The Cabinet also serves at the pleasure of the President, and concern about retribution may impede a frank and free discussion about presidential fitness.

Evaluating and maintaining the health of a sitting President remains the primary responsibility of the White House Medical Unit, a team of doctors, nurses and physician’s assistants chosen from the military services. While providing exceptional medical care, the unit’s staff faces an impossible conflict of interest because their primary patient is also their boss. The President can derail or enhance an officer’s career, or — as we’ve seen in this administration — nominate them for a Cabinet post.

There is also an irreconcilable disparity in power. Imagine Donald Trump’s physician, Dr. Sean Conley, a 40-year-old Navy Commander, having to tell his commander in chief that he is too sick to serve.
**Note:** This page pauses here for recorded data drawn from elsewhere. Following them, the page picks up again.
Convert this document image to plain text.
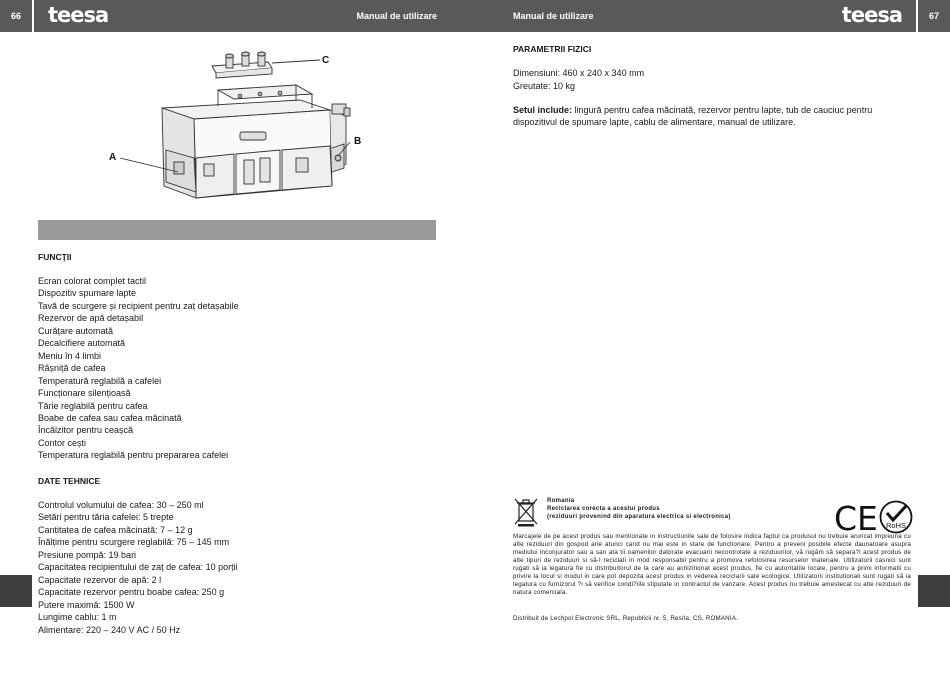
66	teesa	Manual de utilizare	Manual de utilizare	teesa	67
A
B
C
FUNCȚII
Ecran colorat complet tactil
Dispozitiv spumare lapte
Tavă de scurgere și recipient pentru zaț detașabile
Rezervor de apă detașabil
Curățare automată
Decalcifiere automată
Meniu în 4 limbi
Râșniță de cafea
Temperatură reglabilă a cafelei
Funcționare silențioasă
Tărie reglabilă pentru cafea
Boabe de cafea sau cafea măcinată
Încălzitor pentru ceașcă
Contor cești
Temperatura reglabilă pentru prepararea cafelei
DATE TEHNICE
Controlul volumului de cafea: 30 – 250 ml
Setări pentru tăria cafelei: 5 trepte
Cantitatea de cafea măcinată: 7 – 12 g
Înălțime pentru scurgere reglabilă: 75 – 145 mm
Presiune pompă: 19 bari
Capacitatea recipientului de zaț de cafea: 10 porții
Capacitate rezervor de apă: 2 l
Capacitate rezervor pentru boabe cafea: 250 g
Putere maximă: 1500 W
Lungime cablu: 1 m
Alimentare: 220 – 240 V AC / 50 Hz
PARAMETRII FIZICI
Dimensiuni: 460 x 240 x 340 mm
Greutate: 10 kg
Setul include: lingură pentru cafea măcinată, rezervor pentru lapte, tub de cauciuc pentru dispozitivul de spumare lapte, cablu de alimentare, manual de utilizare.
Romania
Reciclarea corecta a acestui produs
(reziduuri provenind din aparatura electrica si electronica)	CE RoHS
Marcajele de pe acest produs sau mentionate in instructiunile sale de folosire indica faptul ca produsul nu trebuie aruncat impreuna cu alte reziduuri din gospod arie atunci cand nu mai este in stare de functionare. Pentru a preveni posibile efecte daunatoare asupra mediului inconjurator sau a san ata tii oamenilor datorate evacuarii necontrolate a reziduurilor, vă rugăm să separa?i acest produs de alte tipuri de reziduuri si să-l reciclati in mod responsabil pentru a promova refolosirea resurselor materiale. Utilizatorii casnici sunt rugati să ia legatura fie cu distribuitorul de la care au achizitionat acest produs, fie cu autoritatile locale, pentru a primi informatii cu privire la locul si modul in care pot depozita acest produs in vederea reciclarii sale ecologice. Utilizatorii institutionali sunt rugati să ia legatura cu furnizorul ?i să verifice condi?iile stipulate in contractul de vanzare. Acest produs nu trebuie amestecat cu alte reziduuri de natura comerciala.
Distribuit de Lechpol Electronic SRL, Republicii nr. 5, Resita, CS, ROMANIA.
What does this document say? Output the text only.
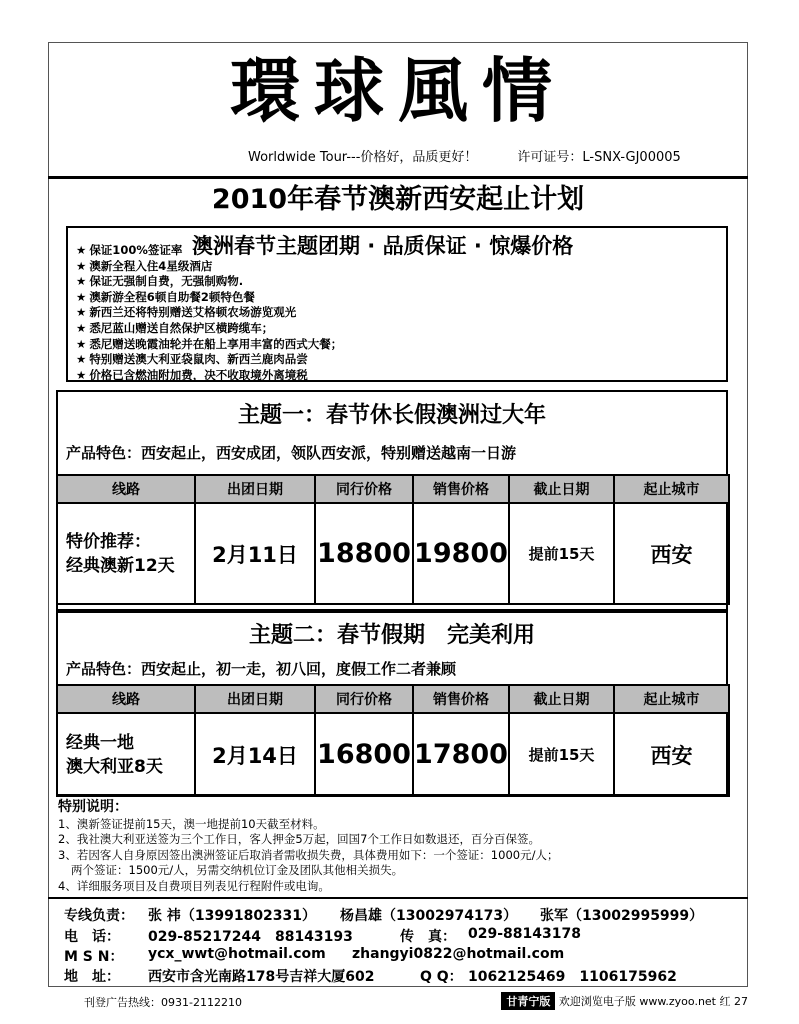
環球風情
Worldwide Tour---价格好，品质更好！	许可证号：L-SNX-GJ00005
2010年春节澳新西安起止计划
澳洲春节主题团期 · 品质保证 · 惊爆价格
★ 保证100%签证率
★ 澳新全程入住4星级酒店
★ 保证无强制自费，无强制购物.
★ 澳新游全程6顿自助餐2顿特色餐
★ 新西兰还将特别赠送艾格顿农场游览观光
★ 悉尼蓝山赠送自然保护区横跨缆车；
★ 悉尼赠送晚霞油轮并在船上享用丰富的西式大餐；
★ 特别赠送澳大利亚袋鼠肉、新西兰鹿肉品尝
★ 价格已含燃油附加费，决不收取境外离境税
主题一：春节休长假澳洲过大年
产品特色：西安起止，西安成团，领队西安派，特别赠送越南一日游
线路	出团日期	同行价格	销售价格	截止日期	起止城市

特价推荐：
经典澳新12天	2月11日	18800	19800	提前15天	西安
主题二：春节假期　完美利用
产品特色：西安起止，初一走，初八回，度假工作二者兼顾
线路	出团日期	同行价格	销售价格	截止日期	起止城市

经典一地
澳大利亚8天	2月14日	16800	17800	提前15天	西安
特别说明：

1、澳新签证提前15天，澳一地提前10天截至材料。

2、我社澳大利亚送签为三个工作日，客人押金5万起，回国7个工作日如数退还，百分百保签。

3、若因客人自身原因签出澳洲签证后取消者需收损失费，具体费用如下：一个签证：1000元/人；

两个签证：1500元/人，另需交纳机位订金及团队其他相关损失。

4、详细服务项目及自费项目列表见行程附件或电询。

专线负责： 张 祎（13991802331） 杨昌雄（13002974173） 张军（13002995999）
电　话： 029-85217244　88143193	传　真： 029-88143178
M S N： ycx_wwt@hotmail.com zhangyi0822@hotmail.com
地　址： 西安市含光南路178号吉祥大厦602	Q Q： 1062125469　1106175962
刊登广告热线：0931-2112210	甘青宁版 欢迎浏览电子版 www.zyoo.net 红 27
Over the past century, White House physicians have repeatedly deceived the public about the health of the President. In April 1944, Franklin D. Roosevelt struggled with congestive heart failure, yet his physician, Admiral Ross McIntire, told the press the President simply had the flu. President Kennedy’s medical team obscured the presence of his Addison’s disease.
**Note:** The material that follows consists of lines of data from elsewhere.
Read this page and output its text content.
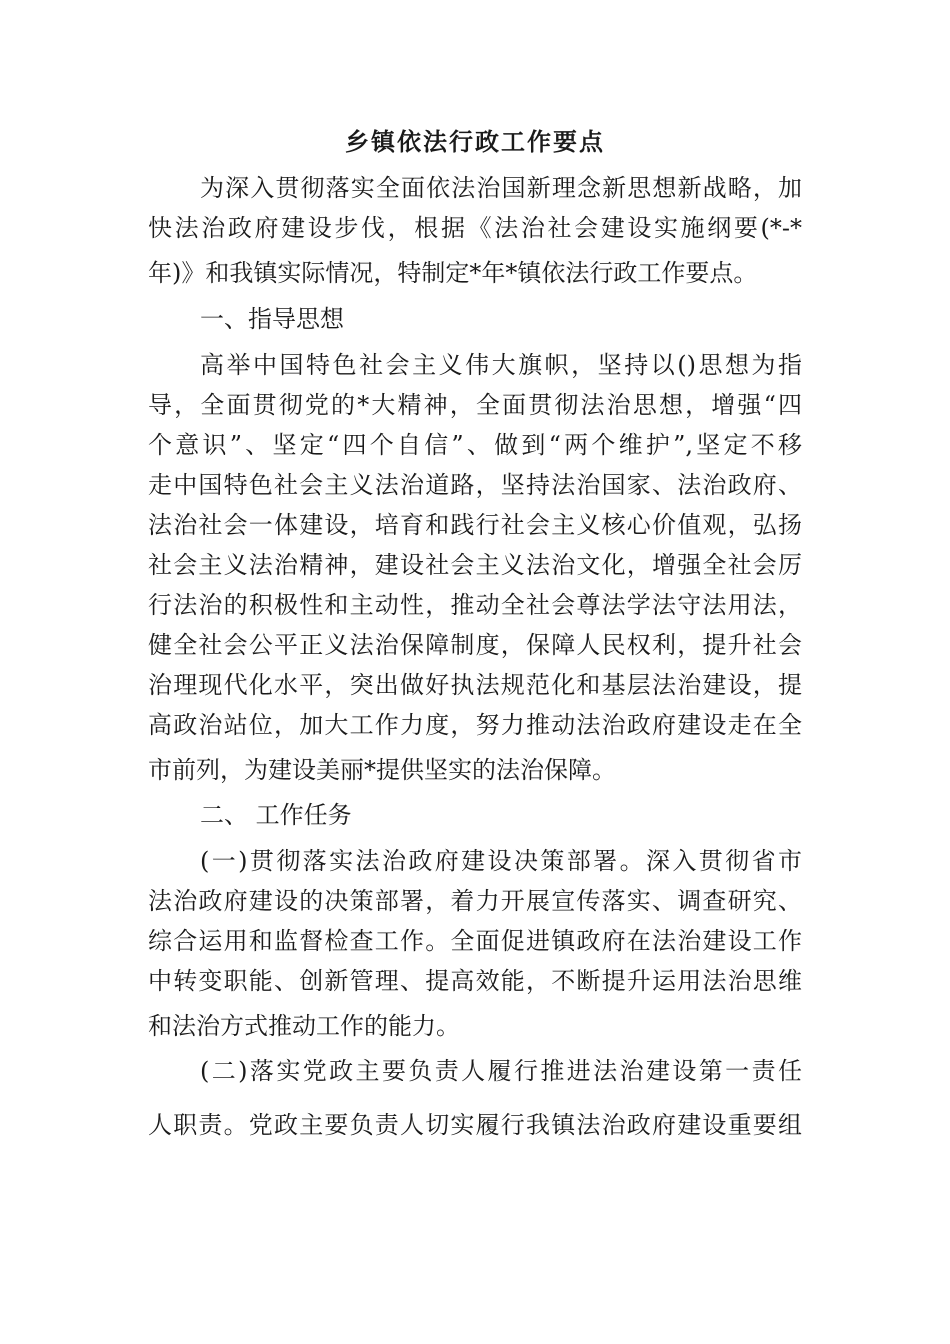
乡镇依法行政工作要点
为深入贯彻落实全面依法治国新理念新思想新战略，加
快法治政府建设步伐，根据《法治社会建设实施纲要(*-*
年)》和我镇实际情况，特制定*年*镇依法行政工作要点。
一、指导思想
高举中国特色社会主义伟大旗帜，坚持以()思想为指
导，全面贯彻党的*大精神，全面贯彻法治思想，增强“四
个意识”、坚定“四个自信”、做到“两个维护”,坚定不移
走中国特色社会主义法治道路，坚持法治国家、法治政府、
法治社会一体建设，培育和践行社会主义核心价值观，弘扬
社会主义法治精神，建设社会主义法治文化，增强全社会厉
行法治的积极性和主动性，推动全社会尊法学法守法用法，
健全社会公平正义法治保障制度，保障人民权利，提升社会
治理现代化水平，突出做好执法规范化和基层法治建设，提
高政治站位，加大工作力度，努力推动法治政府建设走在全
市前列，为建设美丽*提供坚实的法治保障。
二、 工作任务
(一)贯彻落实法治政府建设决策部署。深入贯彻省市
法治政府建设的决策部署，着力开展宣传落实、调查研究、
综合运用和监督检查工作。全面促进镇政府在法治建设工作
中转变职能、创新管理、提高效能，不断提升运用法治思维
和法治方式推动工作的能力。
(二)落实党政主要负责人履行推进法治建设第一责任
人职责。党政主要负责人切实履行我镇法治政府建设重要组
The current administration has doggedly refused to disclose the reasons for President Trump’s urgent trip to Walter Reed in November 2019, and over the last two weeks, Dr. Conley has repeatedly omitted or misrepresented key data concerning the medical status of the President.

Fortunately, the 25th Amendment provides for a potential alternative for the objective assessment of the fitness of the President, permitting “such other body as Congress may by law provide.” This week, in response to the President’s emergency hospitalization and his subsequent chaotic behavior, House Speaker Nancy Pelosi introduced a bill to create a Commission on Presidential Capacity to determine the ability of a President to fulfill the duties of the office.

Airline pilots are required to undergo periodic evaluations by certified examiners. So are school bus drivers and Secret Service agents and many other individuals whose job performance is critical to public safety.

The President of the United States commands the most powerful military in the history of the world and has the singular capacity to launch a nuclear strike. Shouldn’t the American people have confidence that their President is well, and if he or she is not, shouldn’t there be a reliable way to assess presidential fitness and have a secure path to succession?